Turtle Creek Development, 1986 (non réalisé), Dallas, Texas, Etats-Unis (maquette)
Le programme d’aménagement d’un secteur du quartier de Turtle Creek est mixte: un hôtel, des bureaux, un immeuble d’habitation et dix maisons de ville, regroupés autour d’un parc. Il s’agit de rompre les échelles des bâtiments, de produire une hétérogénéité formelle et matérielle. Des espaces intermédiaires permettent de préserver l’intimité des sphères domestiques; l’immeuble de logements est au centre de la parcelle tandis que les maisons de ville sont écartées derrière un jardin clos. La tour de bureau est constituée d’une façade rideau en verre.
Brooklyn Atlantic Yards Masterplan, 2003-2008, Brooklyn, New York, Etats-Unis
Une série d’immeuble d’une trentaine d’étage constitue la nouvelle physionomie de ce quartier encore faiblement urbanisé, conjuguant l’échelle des bureaux, celle des logements et des commerces. Le travail de positionnement des immeubles, comme la création d’un cheminement piéton au centre des parcelles en lanière produit une hiérarchie dans les circulations et une variété des espaces publics. Des équipements de loisir étaient prévus pour accroitre l’attractivité du quartier.
Alameda Redevelopment, 1993, Mexico City, Mexique (esquisses)
En bordure du parc d’Alameda, le projet est à la fois une densification et une rénovation d’une zone délaissée du quartier historique de Mexico. Trois tours de bureaux occupent le centre des blocs, tandis que des constructions de plus faible dimension viennent fabriquer des façades urbaines sur les avenues.

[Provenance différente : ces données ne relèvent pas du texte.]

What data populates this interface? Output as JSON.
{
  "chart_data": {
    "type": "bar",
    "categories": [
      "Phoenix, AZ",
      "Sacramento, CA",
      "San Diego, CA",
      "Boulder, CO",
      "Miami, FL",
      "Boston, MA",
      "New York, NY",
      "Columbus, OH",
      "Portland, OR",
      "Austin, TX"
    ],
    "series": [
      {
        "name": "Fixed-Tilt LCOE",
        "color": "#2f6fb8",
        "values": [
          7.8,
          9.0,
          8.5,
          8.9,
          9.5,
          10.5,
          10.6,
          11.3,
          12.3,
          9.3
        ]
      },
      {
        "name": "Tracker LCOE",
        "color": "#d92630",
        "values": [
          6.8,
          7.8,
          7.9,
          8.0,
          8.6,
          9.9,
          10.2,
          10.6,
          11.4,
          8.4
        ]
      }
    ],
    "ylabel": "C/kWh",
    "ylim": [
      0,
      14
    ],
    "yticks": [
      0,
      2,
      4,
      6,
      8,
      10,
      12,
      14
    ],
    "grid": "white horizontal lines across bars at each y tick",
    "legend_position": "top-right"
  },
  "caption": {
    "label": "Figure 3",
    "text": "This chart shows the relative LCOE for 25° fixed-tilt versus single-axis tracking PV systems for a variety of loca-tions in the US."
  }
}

Trois équipes d’architectes (Frank Gehry, Ricardo Legoretta et Skidmore Orwins & Merrill) ont été chargées chacune de réaliser une des trois tours et leur environnement immédiat.
Central Business District, 1981 (étude), Kalamazoo, Michigan, Etats-Unis (maquette)
C’est à l’initiative de l’American Institute of Architects du Michigan que Frank Gehry avec une équipe d’étudiants, réalise ce projet. La restructuration urbaine repose sur l’aménagement paysagé de deux bassins existants. Leur centralité organise d’une part le secteur commercial et marchand, et d’autre part un quartier d’habitations. L’hétérogénéité du projet souligne la position de Gehry : produire le plus de diversité dans la ville. Des objets monumentaux et narratifs comme le poisson magnifient ici cette position critique à l’égard du zoning.
COMPUTATION
Les outils numériques font leur apparition dans l’agence de Frank Gehry dès la fin des années 1980. Mais c’est surtout avec le projet de la Lewis Residence (1985-1995, non réalisé) que Gehry expérimente de manière approfondie le numérique dans la conception d’un projet. En 1992, il recourt au logiciel issu de l’aéronautique CATIA de Dassault Systèmes pour réaliser des surfaces à courbe complexe. Le modèle numérique 3D, généré par CATIA, s’impose dès lors comme l’unique source d’information pour tout le projet, articulation entre l’architecte, le client, les corps de métiers et les entreprises. En 2002, Gehry Technologies met en œuvre son propre logiciel, Digital Project. Pour Gehry, l’architecte est ainsi revenu au cœur du dispositif de conception et de production. Plus qu’un outil, le numérique ne cessa de nourrir la méthode exploratoire de travail de Frank Gehry, autorisant l’interaction permanente entre formes physiques et virtuelles, ouvrant le projet architectural à une complexité sans précédent.
FILM
«Esquisses de Frank Gehry» Film sonore, couleur, 2006 Réalisé par Sydney Pollack
Musique originale : Sorman & Nystrom Directeurs photo/vidéo : Sydney Pollack, Ultan Guilfoyle Production : Mirage Enterprises Et Thirteen/Wnet, New York’s American Master et LM Media GmbH Distribution : Pathé Distribution, France
Nationale-Nederlanden Building, 1992-1996 (réalisé)Prague, République Tchèque © Gehry Partners, LLP
ENTRETIEN AVEC FRANK GEHRY
Réalisé le 29 juin 2014, à la Fondation Louis Vuitton, Paris Propos recueillis par Frédéric Migayrou et Aurélien Lemonier.
Extrait du catalogue :
Frédéric Migayrou – Où donc tout a commencé ? Quel a été ce commencement ?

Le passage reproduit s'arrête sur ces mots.